Le tableau climatique est homogène en Californie : un hiver assez pluvieux, un printemps sec et doux, plutôt frais jusqu’au mois de mai, ponctué par des petites pluies qui constituent une réserve en eau extrêmement utile dans la région. L’été se poursuit dans une ambiance modérée : la région ne connaît que 2 jours de pics de chaleur au-delà de 35°C. Les vignerons revoient ainsi leur effeuillage pour s’assurer d’une maturation optimale des raisins ! C’est un contexte climatique d’une grande constance, qui en fait l’un des millésimes les plus stables, modérés, et frais de ces deux dernières décennies.
En l’absence de pluie menaçante, les vendanges surviennent tardivement (5 semaines après la récolte du millésime 2022) et s’étirent considérablement : on commence à ramasser les blancs le 7 septembre, et les premiers cabernets le 10 octobre. Une pluie très fine (entre 12 et 20 mm selon les zones) assouplit idéalement les peaux des cabernets à la bonne période, comme un signe divin.
Les vinifications se déroulent sans ombre : les matières s’extraient très facilement, les macérations sont longues (les levures indigènes ont joué leur rôle et ont ralenti la fermentation et l’extractibilité), à des températures autour de 28-30°C, pour une cuvaison de 18 à 23 jours. Les fermentations se sont déroulées sans aucun problème microbien.
A ce stade, on obtient des jus harmonieux, avec des pH très équilibrés (3.6 à 3.8), et une grande intensité aromatique ; les vins sont denses, puissants, tenus.

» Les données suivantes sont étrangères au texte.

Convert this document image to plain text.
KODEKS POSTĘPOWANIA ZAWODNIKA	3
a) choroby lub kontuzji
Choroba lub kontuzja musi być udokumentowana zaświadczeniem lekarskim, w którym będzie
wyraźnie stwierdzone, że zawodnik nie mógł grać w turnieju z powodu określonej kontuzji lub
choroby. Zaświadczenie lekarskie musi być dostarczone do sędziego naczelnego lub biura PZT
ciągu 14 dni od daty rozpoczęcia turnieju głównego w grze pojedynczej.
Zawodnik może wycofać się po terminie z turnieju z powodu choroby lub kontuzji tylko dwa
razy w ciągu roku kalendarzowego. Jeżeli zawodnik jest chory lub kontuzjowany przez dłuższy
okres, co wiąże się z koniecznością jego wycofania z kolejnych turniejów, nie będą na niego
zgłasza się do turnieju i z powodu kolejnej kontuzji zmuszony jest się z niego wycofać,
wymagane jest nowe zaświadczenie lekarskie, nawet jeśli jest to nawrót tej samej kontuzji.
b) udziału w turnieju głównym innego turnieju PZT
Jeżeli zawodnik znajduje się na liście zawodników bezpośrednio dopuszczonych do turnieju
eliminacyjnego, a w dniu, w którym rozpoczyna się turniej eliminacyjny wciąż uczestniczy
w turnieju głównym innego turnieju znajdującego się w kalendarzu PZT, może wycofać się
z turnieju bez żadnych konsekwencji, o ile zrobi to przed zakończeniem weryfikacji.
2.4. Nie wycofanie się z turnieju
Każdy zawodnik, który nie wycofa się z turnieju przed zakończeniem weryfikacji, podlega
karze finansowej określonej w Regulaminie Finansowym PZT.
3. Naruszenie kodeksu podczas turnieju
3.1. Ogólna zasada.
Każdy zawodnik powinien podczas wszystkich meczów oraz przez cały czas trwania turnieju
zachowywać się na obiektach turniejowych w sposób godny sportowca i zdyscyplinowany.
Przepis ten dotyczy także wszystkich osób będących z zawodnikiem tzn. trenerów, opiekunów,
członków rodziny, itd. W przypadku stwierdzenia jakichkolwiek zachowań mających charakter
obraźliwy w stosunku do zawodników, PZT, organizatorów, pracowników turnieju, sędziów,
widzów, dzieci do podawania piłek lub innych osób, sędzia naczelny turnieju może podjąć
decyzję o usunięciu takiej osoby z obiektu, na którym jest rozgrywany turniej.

Ce 2023 ressemble décidément à un millésime de l’ère du « pré changement climatique » : on a observé une courbe de maturité régulière, une accumulation des sucres lents qui protègent de l’acidité, une maturité acquise lentement et progressivement, non sans rappeler les millésimes d’autrefois qui, de fait, se font de plus en plus rares.